The first workshop in Greene County will be Tuesday, Jan. 5, at the John Bryan Center, 100 Dayton St., Yellow Springs. Four other workshops are scheduled for the county in January and early February in Beavercreek, Fairborn, Xenia and Sugarcreek Twp.
The first of eight workshops in Montgomery County is scheduled for Feb. 4, in Miamisburg.
All workshops will be from 6 to 7:30 p.m.
Four workshops in Miami and Warren counties were held in October and November.
For a complete list of the workshops and more information, go online to www.mvrpc.org/rlu/.
Participants will review five land use themes that have been developed by MVRPC staff using input from the initiative’s steering committee and the agency’s Planning Advisory Committee, according to the agency’s Web site.
No one from the commission was available for comment on Thursday, Dec. 31.

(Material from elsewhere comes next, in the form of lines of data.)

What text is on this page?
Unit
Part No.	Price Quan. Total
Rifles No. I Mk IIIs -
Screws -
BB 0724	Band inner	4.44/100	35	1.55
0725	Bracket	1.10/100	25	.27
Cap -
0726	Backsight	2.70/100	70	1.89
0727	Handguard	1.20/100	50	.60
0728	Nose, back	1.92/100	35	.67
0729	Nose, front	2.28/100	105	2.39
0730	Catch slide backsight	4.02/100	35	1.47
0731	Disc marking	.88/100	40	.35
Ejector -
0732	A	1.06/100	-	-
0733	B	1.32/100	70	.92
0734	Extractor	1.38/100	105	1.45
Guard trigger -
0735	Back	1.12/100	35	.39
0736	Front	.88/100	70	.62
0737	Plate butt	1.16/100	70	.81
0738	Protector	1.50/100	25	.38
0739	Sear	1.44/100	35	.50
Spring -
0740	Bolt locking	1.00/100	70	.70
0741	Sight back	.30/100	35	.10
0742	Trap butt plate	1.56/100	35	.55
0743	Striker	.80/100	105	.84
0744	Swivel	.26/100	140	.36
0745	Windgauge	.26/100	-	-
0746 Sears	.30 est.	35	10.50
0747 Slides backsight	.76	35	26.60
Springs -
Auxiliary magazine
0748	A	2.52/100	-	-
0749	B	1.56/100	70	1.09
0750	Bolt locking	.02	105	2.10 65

The scenarios and their definitions are:
• Business as usual development: Future development continues the trend of decreasing density and intensity and continues to occur at the outskirts of existing urban areas.
• Infill/conservation development: Future development is concentrated in existing urban areas, using existing infrastructure and underutilized land while discouraging suburban and exurban development patterns.
• Asset-based development: Future development is concentrated around existing regional assets – natural, built, cultural, economic, and social resources.
• Radial corridor development: Future development along existing transportation corridors and junctions, maximizing the use of existing roadways and transit networks.
• Unrestricted development: Future development guided only by the market, not by any planning mechanisms.
At the workshops, participants will be asked to either select one of the scenarios or create a new one. They will then be asked to contribute to a “brain-storming session on the principle and characteristics of their chosen theme.”
Finally, participants will be asked to complete a mapping exercise, deciding where people and jobs should be located throughout the region.
The results will be used to refine each of the scenarios to be used in the next phase of the planning process.